Kleine Goldkunde

Ist alles Gold, das glänzt? Natürlich nicht!

Aber Gold glänzt auf jeden Fall in drei verschiedenen Farben: in rötlich, weiss bzw. silbern und in dem klassischen Gelb.

Wer sich nun fragt, wie das passieren kann: hier kommt die Antwort.

Pures Gold ist für die Schmuckverarbeitung zu weich. Um diese Eigenschaft vorteilhaft zu verändern, werden dem reinen Gold, wie es in Goldbarren vorkommt, weitere Metalle beigefügt. In der Regel sind das Kupfer oder Silber und der Vorgang nennt sich legieren.

Das Gold wird durch die Vermengung nicht nur härter und günstiger, es verändert auch seine Farbe. Wird reinem Gold mehr Silber zugefügt, entsteht Weissgold. Wird ihm mehr Kupfer zugefügt, entsteht Rotgold.

Weissgold wirkt unbehandelt uneben und metallisch.
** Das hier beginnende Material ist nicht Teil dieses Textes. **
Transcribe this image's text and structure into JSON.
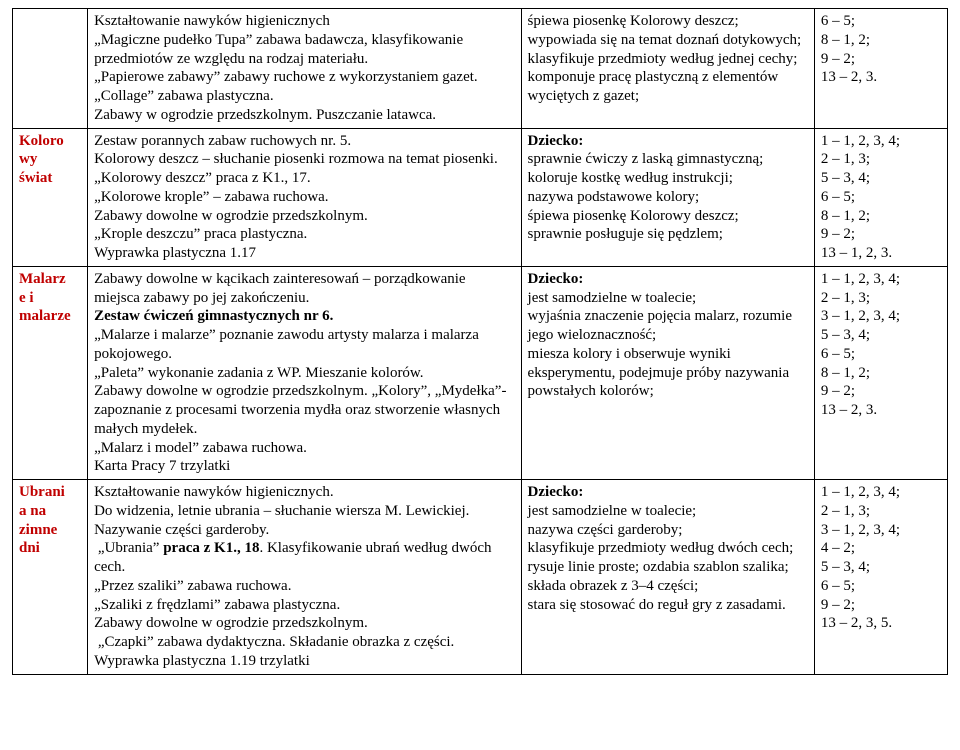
{
  "rows": [
    {
      "sidebar_html": "",
      "middle_html": "Kształtowanie nawyków higienicznych<br>„Magiczne pudełko Tupa” zabawa badawcza, klasyfikowanie przedmiotów ze względu na rodzaj materiału.<br>„Papierowe zabawy” zabawy ruchowe z wykorzystaniem gazet.<br>„Collage” zabawa plastyczna.<br>Zabawy w ogrodzie przedszkolnym. Puszczanie latawca.",
      "outcomes_html": "śpiewa piosenkę Kolorowy deszcz; wypowiada się na temat doznań dotykowych;<br>klasyfikuje przedmioty według jednej cechy;<br>komponuje pracę plastyczną z elementów wyciętych z gazet;",
      "codes_html": "6 – 5;<br>8 – 1, 2;<br>9 – 2;<br>13 – 2, 3."
    },
    {
      "sidebar_html": "<span class='red'>Koloro<br>wy<br>świat</span>",
      "middle_html": "Zestaw porannych zabaw ruchowych nr. 5.<br>Kolorowy deszcz – słuchanie piosenki rozmowa na temat piosenki.<br>„Kolorowy deszcz” praca z K1., 17.<br>„Kolorowe krople” – zabawa ruchowa.<br>Zabawy dowolne w ogrodzie przedszkolnym.<br>„Krople deszczu” praca plastyczna.<br>Wyprawka plastyczna 1.17",
      "outcomes_html": "<span class='bold'>Dziecko:</span><br>sprawnie ćwiczy z laską gimnastyczną;<br>koloruje kostkę według instrukcji;<br>nazywa podstawowe kolory;<br>śpiewa piosenkę Kolorowy deszcz;<br>sprawnie posługuje się pędzlem;",
      "codes_html": "1 – 1, 2, 3, 4;<br>2 – 1, 3;<br>5 – 3, 4;<br>6 – 5;<br>8 – 1, 2;<br>9 – 2;<br>13 – 1, 2, 3."
    },
    {
      "sidebar_html": "<span class='red'>Malarz<br>e i<br>malarze</span>",
      "middle_html": "Zabawy dowolne w kącikach zainteresowań – porządkowanie miejsca zabawy po jej zakończeniu.<br><span class='bold'>Zestaw ćwiczeń gimnastycznych nr 6.</span><br>„Malarze i malarze” poznanie zawodu artysty malarza i malarza pokojowego.<br>„Paleta” wykonanie zadania z WP. Mieszanie kolorów.<br>Zabawy dowolne w ogrodzie przedszkolnym. „Kolory”, „Mydełka”- zapoznanie z procesami tworzenia mydła oraz stworzenie własnych małych mydełek.<br>„Malarz i model” zabawa ruchowa.<br>Karta Pracy 7 trzylatki",
      "outcomes_html": "<span class='bold'>Dziecko:</span><br>jest samodzielne w toalecie;<br>wyjaśnia znaczenie pojęcia malarz, rozumie jego wieloznaczność;<br>miesza kolory i obserwuje wyniki eksperymentu, podejmuje próby nazywania powstałych kolorów;",
      "codes_html": "1 – 1, 2, 3, 4;<br>2 – 1, 3;<br>3 – 1, 2, 3, 4;<br>5 – 3, 4;<br>6 – 5;<br>8 – 1, 2;<br>9 – 2;<br>13 – 2, 3."
    },
    {
      "sidebar_html": "<span class='red'>Ubrani<br>a na<br>zimne<br>dni</span>",
      "middle_html": "Kształtowanie nawyków higienicznych.<br>Do widzenia, letnie ubrania – słuchanie wiersza M. Lewickiej. Nazywanie części garderoby.<br>&nbsp;„Ubrania” <span class='bold'>praca z K1., 18</span>. Klasyfikowanie ubrań według dwóch cech.<br>„Przez szaliki” zabawa ruchowa.<br>„Szaliki z frędzlami” zabawa plastyczna.<br>Zabawy dowolne w ogrodzie przedszkolnym.<br>&nbsp;„Czapki” zabawa dydaktyczna. Składanie obrazka z części.<br>Wyprawka plastyczna 1.19 trzylatki",
      "outcomes_html": "<span class='bold'>Dziecko:</span><br>jest samodzielne w toalecie;<br>nazywa części garderoby;<br>klasyfikuje przedmioty według dwóch cech;<br>rysuje linie proste; ozdabia szablon szalika;<br>składa obrazek z 3–4 części;<br>stara się stosować do reguł gry z zasadami.",
      "codes_html": "1 – 1, 2, 3, 4;<br>2 – 1, 3;<br>3 – 1, 2, 3, 4;<br>4 – 2;<br>5 – 3, 4;<br>6 – 5;<br>9 – 2;<br>13 – 2, 3, 5."
    }
  ]
}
Möchte man ihm eine ebenmäßige Farbe verleihen, wird es mit einer Schicht Rhodium überzogen. Man spricht dann von rhodiniertem Weissgold. Wünscht man schwarzes Weissgold, wird das Gold galvanisch mit einem Rutheniumüberzug versehen. Man nennt es dann rutheniertes Weissgold.
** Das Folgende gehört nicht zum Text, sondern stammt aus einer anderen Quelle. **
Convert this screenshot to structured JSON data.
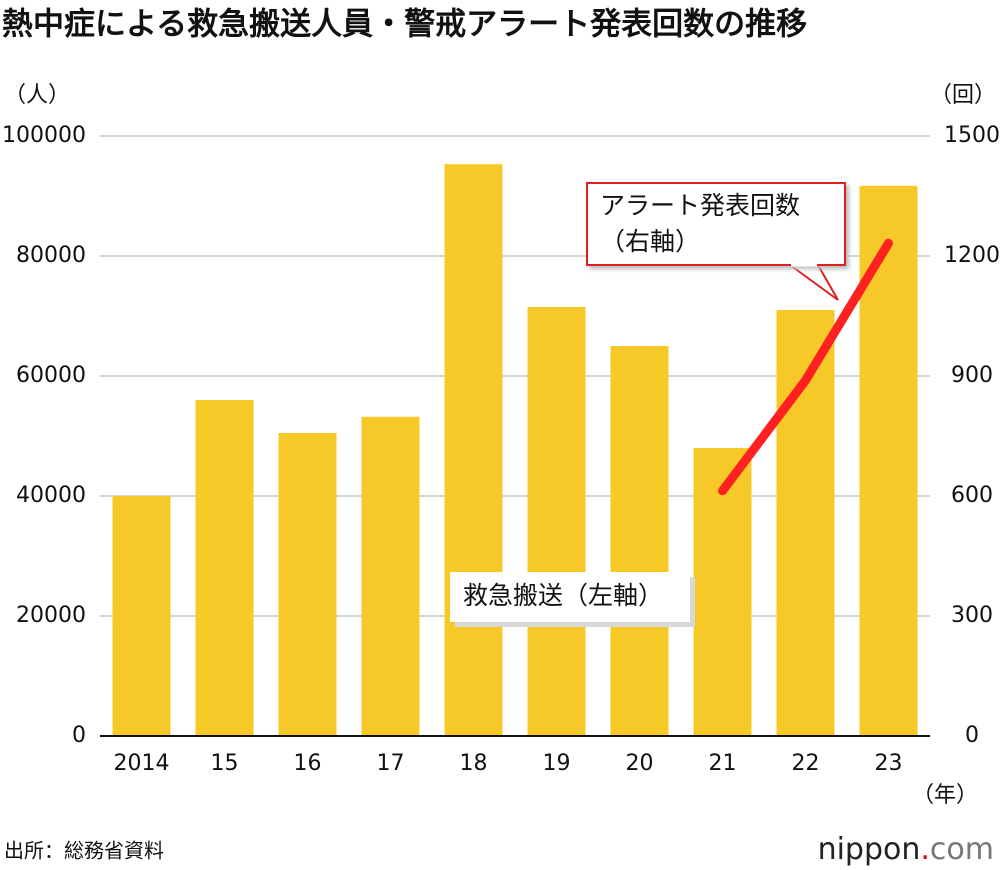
{
  "chart_data": {
    "type": "bar_line",
    "title": "熱中症による救急搬送人員・警戒アラート発表回数の推移",
    "y_label": "（人）",
    "y2_label": "（回）",
    "x_label": "（年）",
    "categories": [
      "2014",
      "15",
      "16",
      "17",
      "18",
      "19",
      "20",
      "21",
      "22",
      "23"
    ],
    "series": [
      {
        "name": "救急搬送（左軸）",
        "type": "bar",
        "color": "#f7c928",
        "values": [
          40000,
          56000,
          50500,
          53200,
          95300,
          71500,
          65000,
          48000,
          71000,
          91700
        ]
      },
      {
        "name": "アラート発表回数（右軸）",
        "type": "line",
        "axis": "y2",
        "color": "#ff2121",
        "values": [
          null,
          null,
          null,
          null,
          null,
          null,
          null,
          613,
          889,
          1232
        ]
      }
    ],
    "ylim": [
      0,
      100000
    ],
    "yticks": [
      0,
      20000,
      40000,
      60000,
      80000,
      100000
    ],
    "y2lim": [
      0,
      1500
    ],
    "y2ticks": [
      0,
      300,
      600,
      900,
      1200,
      1500
    ],
    "grid": true,
    "source": "出所：総務省資料",
    "logo": [
      "nippon",
      ".",
      "com"
    ]
  }
}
Der Goldanteil einer Schmucklegierung ist im Stempel enthalten. Dort steht eine dreistellige Zahl, die den Goldgehalt in Tausendstel angibt. Gebräuchlich sind in Deutschland 333 (333/ 000 entsprechen 8 Karat), 585 (585/ 000 entsprechen 14 Karat) und 750 (750/ 000 sind 18 Karat).
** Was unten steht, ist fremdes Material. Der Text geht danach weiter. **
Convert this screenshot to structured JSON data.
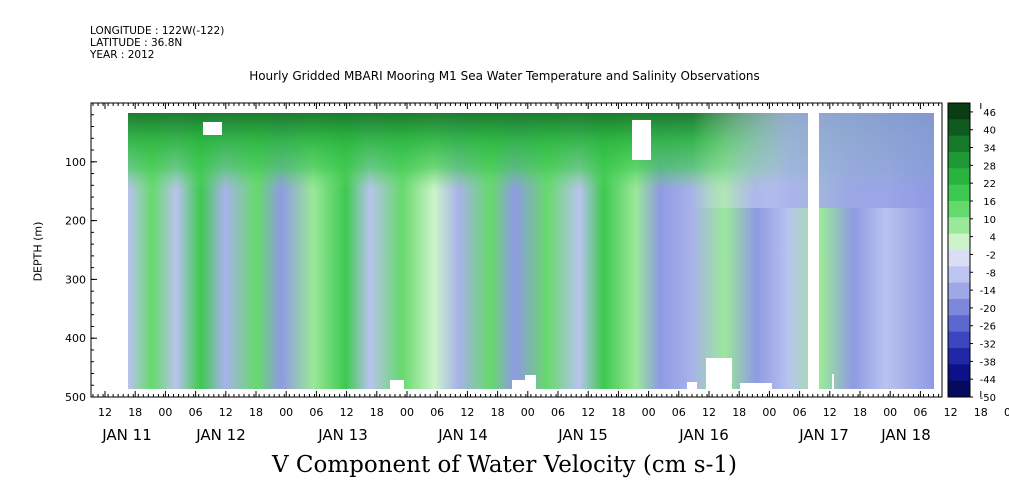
{
  "header": {
    "longitude": "LONGITUDE : 122W(-122)",
    "latitude": "LATITUDE : 36.8N",
    "year": "YEAR : 2012"
  },
  "chart_data": {
    "type": "heatmap",
    "title": "Hourly Gridded MBARI Mooring M1 Sea Water Temperature and Salinity Observations",
    "footer": "V Component of Water Velocity (cm s-1)",
    "ylabel": "DEPTH (m)",
    "xlabel": "",
    "yaxis": {
      "range": [
        500,
        0
      ],
      "inverted": true,
      "ticks": [
        100,
        200,
        300,
        400,
        500
      ]
    },
    "xaxis": {
      "hour_ticks": [
        "12",
        "18",
        "00",
        "06",
        "12",
        "18",
        "00",
        "06",
        "12",
        "18",
        "00",
        "06",
        "12",
        "18",
        "00",
        "06",
        "12",
        "18",
        "00",
        "06",
        "12",
        "18",
        "00",
        "06",
        "12",
        "18",
        "00",
        "06",
        "12",
        "18",
        "00",
        "06"
      ],
      "date_labels": [
        "JAN 11",
        "JAN 12",
        "JAN 13",
        "JAN 14",
        "JAN 15",
        "JAN 16",
        "JAN 17",
        "JAN 18"
      ]
    },
    "colorbar": {
      "labels": [
        "46",
        "40",
        "34",
        "28",
        "22",
        "16",
        "10",
        "4",
        "-2",
        "-8",
        "-14",
        "-20",
        "-26",
        "-32",
        "-38",
        "-44",
        "-50"
      ],
      "range": [
        -50,
        49
      ],
      "colors": [
        "#0a3d14",
        "#0f5a1e",
        "#17782a",
        "#1f9935",
        "#2ab43f",
        "#3dc94f",
        "#66d96c",
        "#9be89a",
        "#cdf3c9",
        "#d9def5",
        "#bcc4ef",
        "#9ea8e7",
        "#7d88dc",
        "#5c67cf",
        "#3c46c0",
        "#2128a8",
        "#0c1188",
        "#050a5e"
      ]
    }
  }
}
Welches Gold ist nun das perfekte Gold und welches ist für wen geeignet? Das entscheidet letztendlich der Geschmack. Allerdings raten wir unseren Kunden dazu, einen möglichst hohen Goldanteil zu wählen, denn geringe Legierungszusätze stellen eine hohe Hautverträglichkeit und ein dauerhaftes Aussehen, sowie Korrosionsunanfälligkeit sicher.